TV Priest – My Other People – Album Review
by Killian Laher
English band TV Priest have been quickly gathering something of a following, and they recently released their second album, ploughing the somewhat crowded furrow of post-punk. Opener One Easy Thing starts quietly before a lurching rollicking rhythm takes over the song, anchored by singer Charlie Drinkwater. It has to be said he sounds like Joe Casey of Protomartyr transported to England. It’s one of several belters on this album. Burn In My Shoes has a thrilling, stomping backbeat over which Drinkwater howls “life only comes in flashes of greatness” to very pleasing effect before it ends with a snatch of almost chilled-out ambience. I Have Learnt Nothing struts its stuff gleefully with shades of Idles, while It Was Beautiful bears the pulsing bassline that Peter Hook specialised in with Joy Division, and the title track is similarly bass-driven. Later Unravelling and It Was A Gift again bear the influence of Protomartyr but stop short of imitation. None of these tracks outstays their welcome.

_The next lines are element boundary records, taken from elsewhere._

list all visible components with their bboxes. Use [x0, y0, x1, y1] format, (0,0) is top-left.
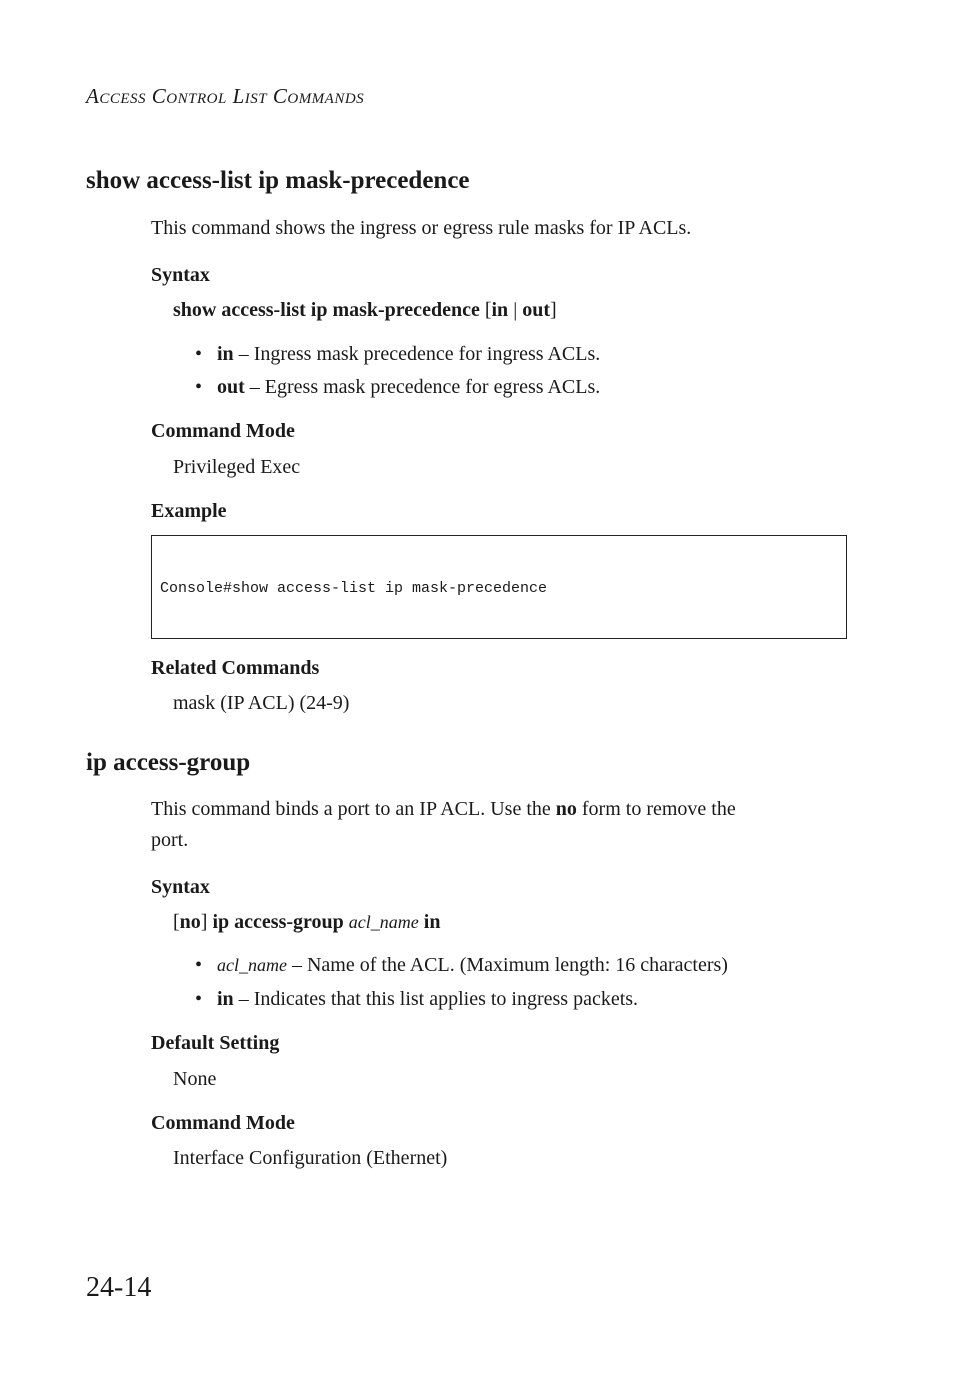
list-item: • acl_name – Name of the ACL. (Maximum length: 16 characters) — [195, 954, 728, 976]
running-header: ACCESS CONTROL LIST COMMANDS — [86, 84, 365, 108]
section2-default-heading: Default Setting — [151, 1032, 280, 1054]
section2-command-mode: Interface Configuration (Ethernet) — [173, 1147, 448, 1169]
section1-related-heading: Related Commands — [151, 657, 320, 679]
example-code-box — [151, 535, 847, 639]
section1-example-heading: Example — [151, 500, 227, 522]
list-item: • in – Ingress mask precedence for ingress ACLs. — [195, 343, 601, 365]
section2-command-mode-heading: Command Mode — [151, 1112, 295, 1134]
code-line — [160, 636, 838, 639]
section-title-ip-access-group: ip access-group — [86, 749, 251, 776]
section1-related-command: mask (IP ACL) (24-9) — [173, 692, 350, 714]
section2-default-value: None — [173, 1068, 217, 1090]
list-item: • in – Indicates that this list applies to ingress packets. — [195, 988, 639, 1010]
section2-description: This command binds a port to an IP ACL. Use the no form to remove the — [151, 798, 736, 820]
bullet-icon: • — [195, 988, 203, 1010]
bullet-icon: • — [195, 343, 203, 365]
section2-description-line2: port. — [151, 829, 189, 851]
section1-command-mode-heading: Command Mode — [151, 420, 295, 442]
bullet-icon: • — [195, 376, 203, 398]
section2-syntax-heading: Syntax — [151, 876, 210, 898]
section-title-show-access-list: show access-list ip mask-precedence — [86, 167, 470, 194]
list-item: • out – Egress mask precedence for egress ACLs. — [195, 376, 601, 398]
section1-command-mode: Privileged Exec — [173, 456, 301, 478]
section1-syntax-line: show access-list ip mask-precedence [in | out] — [173, 299, 557, 321]
section1-syntax-heading: Syntax — [151, 264, 210, 286]
section2-syntax-line: [no] ip access-group acl_name in — [173, 911, 441, 933]
bullet-icon: • — [195, 954, 203, 976]
page-number: 24-14 — [86, 1272, 152, 1303]
code-line: Console#show access-list ip mask-precedence — [160, 579, 548, 597]
section1-description: This command shows the ingress or egress rule masks for IP ACLs. — [151, 217, 692, 239]
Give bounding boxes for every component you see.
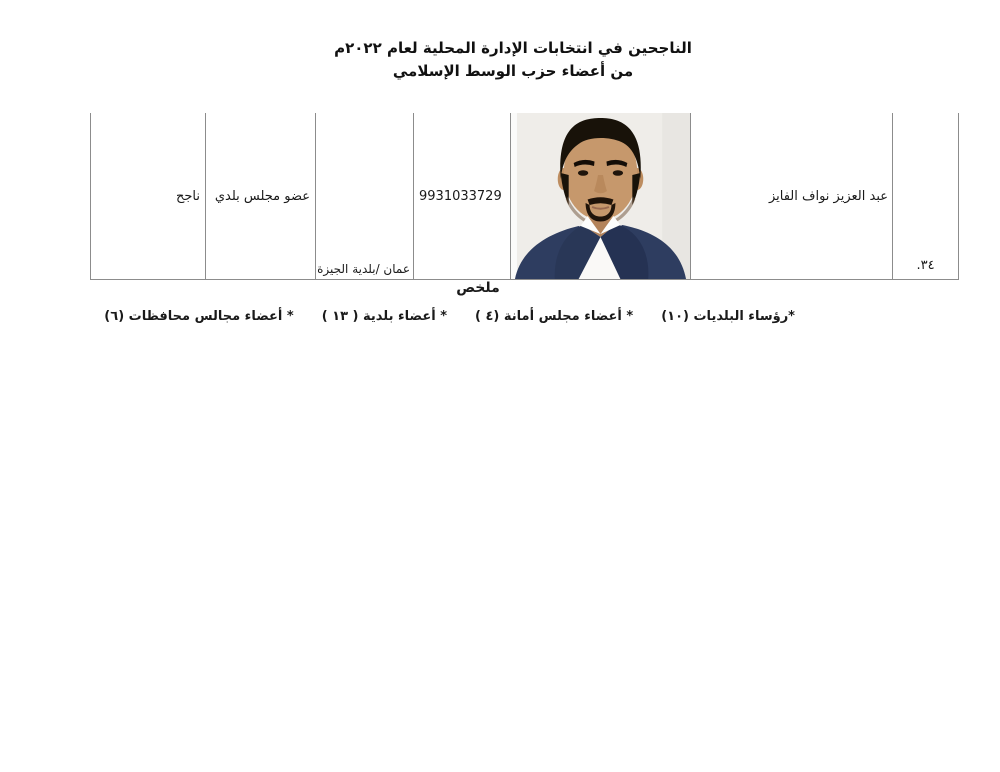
position: عضو مجلس بلدي	[214, 188, 310, 204]
municipality-cell	[315, 113, 413, 279]
summary-item-mayors: *رؤساء البلديات (١٠)	[661, 309, 795, 324]
page-title-line2: من أعضاء حزب الوسط الإسلامي	[392, 62, 634, 80]
summary-heading: ملخص	[456, 280, 500, 296]
national-number: 9931033729	[419, 188, 502, 204]
serial-number: ٣٤.	[916, 258, 935, 273]
position-cell	[205, 113, 315, 279]
page-title-line1: الناجحين في انتخابات الإدارة المحلية لعام ٢٠٢٢م	[334, 39, 692, 57]
summary-row	[104, 309, 795, 324]
name-cell	[690, 113, 892, 279]
national-number-cell	[413, 113, 510, 279]
result-status: ناجح	[175, 188, 200, 204]
results-table	[90, 113, 959, 280]
result-cell	[90, 113, 205, 279]
candidate-photo	[511, 113, 690, 279]
photo-cell	[510, 113, 690, 279]
candidate-name: عبد العزيز نواف الفايز	[768, 188, 888, 204]
summary-item-amana-council-members: * أعضاء مجلس أمانة (٤ )	[475, 309, 634, 324]
municipality: عمان /بلدية الجيزة	[317, 262, 410, 276]
serial-cell	[892, 113, 959, 279]
page-title	[26, 37, 1000, 83]
summary-item-municipal-members: * أعضاء بلدية ( ١٣ )	[321, 309, 448, 324]
summary-item-governorate-council-members: * أعضاء مجالس محافظات (٦)	[104, 309, 294, 324]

It’s not all punch-the-air style rockers. The brooding Limehouse Cut, shares more than a title with the late Cathal Coughlan, picking its way through some gloriously murky guitar by way of the type of thing you used to hear from the National. On the other hand, The Happiest Place On Earth is a relatively brief, stripped-down strum, and its position midway through breaks up the album nicely as Drinkwater croons “I’m in the happiest place on earth”. The final track Sunland plods along moodily for three or four minutes, rounding off the album. But what is something else entirely is The Breakers. Built on a mid-paced strum, it’s reminiscent of early National at their most brooding as Drinkwater howls “I got friends, I got friends” as the music builds around him. It’s by far the best track here.
The genre invites inevitable comparisons with other bands, which are impossible to avoid, on what is, if not a very original album, a very enjoyable album. The slower material, and especially The Breakers show where this band can potentially go and it might be wise to head down towards the lesser-trodden paths.